We appreciate the reviewer’s insightful comments. The fourth paragraph in Section 5.1 highlights the complementary nature of both methods. The paragraph is provided below.

‘Surewicz’s group has employed His-HDX-MS in conjunction with amide-HDX-MS to study the structures of different forms of prion proteins [54–57]. These studies have showcased the complementary nature of His-HDX-MS and amide-HDX-MS. The former delves into the microenvironment of His residues, while the latter unveils the conformational flexibility of backbone amides throughout the structure. Therefore, it is recommended to leverage both techniques when technical expertise is available.’

Reviewer 5 Report

Comments and Suggestions for Authors

The articles delivered a nice piece of work, extensively describe the HDX-MS advantage over other mass spec techniques in assigning the His residue, which would be helpful to understand the protein conformation and structural properties. Also helpful for the readers to identify the bound structural water molecules.

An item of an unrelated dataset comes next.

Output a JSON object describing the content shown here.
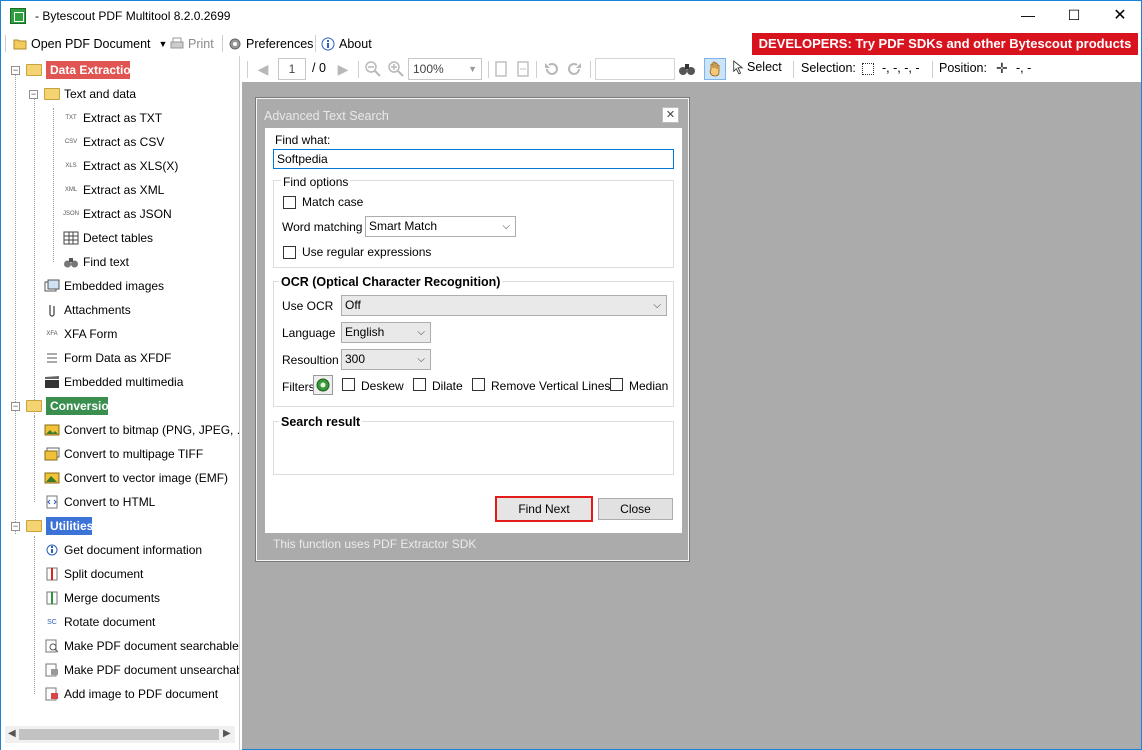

We could see some minor mistakes in the manuscript.

The scheme equation 1 is not a complete figure.

Which enzyme will be taken to digest only the water molecules (Fig.6).

In Table 1, It would be great if the author provides RNAs and other proteins uniport id and Histidine residue position instead of writing His residue.

 

Author Response

Comment 1: The scheme 1 is not a complete figure.

The figure is now complete.

 

Comment 2: Which enzyme will be taken to digest only the water molecules (Fig.6).

We have modified the figure. Trypsin has been indicated in the figure as a possible protease to be used.

 

Comment 3: In Table 1, It would be great if the author provides uniport id and Histidine residue position instead of writing His residue.

We have added Protein Data Bank IDs, as we believe they are more useful for the readers than UniProt IDs. Additionally, we have replaced one of the headings of the table ‘Histidine residues’ with ‘Positions of His Residues’.